Morning Thanks

Garrison Keillor once said we'd all be better off if we all started the day by giving thanks for just one thing. I'll try.

Wednesday, October 12, 2011

Morning Thanks--The Cherubic Jesus

Right now, this little angel is my wallpaper so I see him every time I come downstairs to the computer.  Maybe it's just me, but I find the image weirdly haunting, but in a way that makes me smile.  Not until I took the picture, a week or so ago, did I realize that the stained glass artist, from Germany, a man named Emil Frei (I think) had actually signed it--maybe you can see the name at the bottom of the picture.  I didn't know that it was kosher to sign stained glass meant for churches.  Maybe it wasn't.

The tiny church where it's displayed got this odd little round image as a freebee when they ordered an assortment of larger stained glass windows from the company.  Old Emil, I guess, just packed it up along with the order, tossed it in like a bonus, and today it sits above the exit to the little Grace Episcopal Church, no longer in use, in Red Cloud, NE.  

In a move that was not at all unusual, the Cather family, having moved to town, gradually took some furtive steps up the social ladder; and when they did, they left the certainly more "common" Baptists for Grace Episcopalian, where the members were, of course, significantly higher on the social ladder.  So Ms. Willa started out Baptist, but ended up Anglican.  In fact, it was her gift of stained glass windows to Grace Episcopal, tributes to her parents, that prompted the gift to her parents' church.

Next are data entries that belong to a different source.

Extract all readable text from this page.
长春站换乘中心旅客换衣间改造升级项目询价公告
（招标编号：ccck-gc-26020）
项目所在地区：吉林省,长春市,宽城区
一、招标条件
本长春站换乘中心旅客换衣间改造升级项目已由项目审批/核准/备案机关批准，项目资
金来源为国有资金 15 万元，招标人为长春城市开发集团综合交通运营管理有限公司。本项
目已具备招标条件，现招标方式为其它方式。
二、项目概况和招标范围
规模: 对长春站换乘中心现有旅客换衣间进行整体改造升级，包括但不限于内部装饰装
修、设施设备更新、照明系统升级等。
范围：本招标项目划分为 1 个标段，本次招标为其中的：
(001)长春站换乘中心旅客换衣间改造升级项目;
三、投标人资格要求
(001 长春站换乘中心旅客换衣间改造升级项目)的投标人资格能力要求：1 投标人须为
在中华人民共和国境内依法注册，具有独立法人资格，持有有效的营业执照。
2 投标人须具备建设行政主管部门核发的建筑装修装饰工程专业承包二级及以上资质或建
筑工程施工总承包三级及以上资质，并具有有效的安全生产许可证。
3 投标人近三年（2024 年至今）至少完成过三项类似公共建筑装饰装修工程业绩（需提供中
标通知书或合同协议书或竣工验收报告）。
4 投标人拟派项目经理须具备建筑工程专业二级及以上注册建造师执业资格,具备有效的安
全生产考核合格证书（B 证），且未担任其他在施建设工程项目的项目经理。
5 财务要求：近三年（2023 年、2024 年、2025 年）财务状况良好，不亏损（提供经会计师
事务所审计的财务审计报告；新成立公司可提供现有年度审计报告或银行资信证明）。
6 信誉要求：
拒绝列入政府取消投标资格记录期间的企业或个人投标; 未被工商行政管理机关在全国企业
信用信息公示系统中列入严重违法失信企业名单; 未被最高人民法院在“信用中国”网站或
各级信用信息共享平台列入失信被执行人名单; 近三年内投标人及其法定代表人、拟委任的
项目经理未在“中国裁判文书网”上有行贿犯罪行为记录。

I'm guessing it's Jesus, but it's really something of a baby picture, a shot Mary might have got done at K-Mart.  One doesn't often see him bedecked with angel's wings, nor elbowed on the puffy clouds.  His fat little face is darlingly cherubic, don't you think?  It's the kind of image one wouldn't expect to find in a Baptist church of the early 20th century, not especially helpful for a preacher given to hellfire.  Old Emil, somewhere in Germany, likely knew it was a going to a sweet and loving Anglican fold, if it's Jesus at all.  

Maybe it's just an angel.  

Who might Jesus have been when he was four years old?  We don't know really.  There's so much of his life we don't know or understand.  Was he cherubic?  Did he eat dirt?  Was he a pain to potty train?  Did Mary have to kid proof the bungalow once he started to creep along?  When Mom and Dad put him on a donkey and traveled to Bethlehem the next time it was tax season, did he drive them nuts with "are we there yet?"  Did he fight with his brothers?  Did they wrestle a lot and roll around on the floor?  Did he have chores?  Did Mary have to remind him to bring out the garbage?  Did he leave his bike in the driveway?

He is, of course, the greatest human mystery of all because he was, like no one else, only half human, an impossibility we're asked somehow to buy.  He wasn't just kid, he was a Lord Kid, and maybe, just maybe, he looked like this odd little saintly version of him, Emil's.  

I think not.  But what I do know?

I know only what I believe.  This morning's thanks are for him.


Anonymous said...

Why not, "I only believe what I know". A good question for college kids?

Dan said...

Fully human, fully divine does not mean half human, which is more descriptive of a minotaur.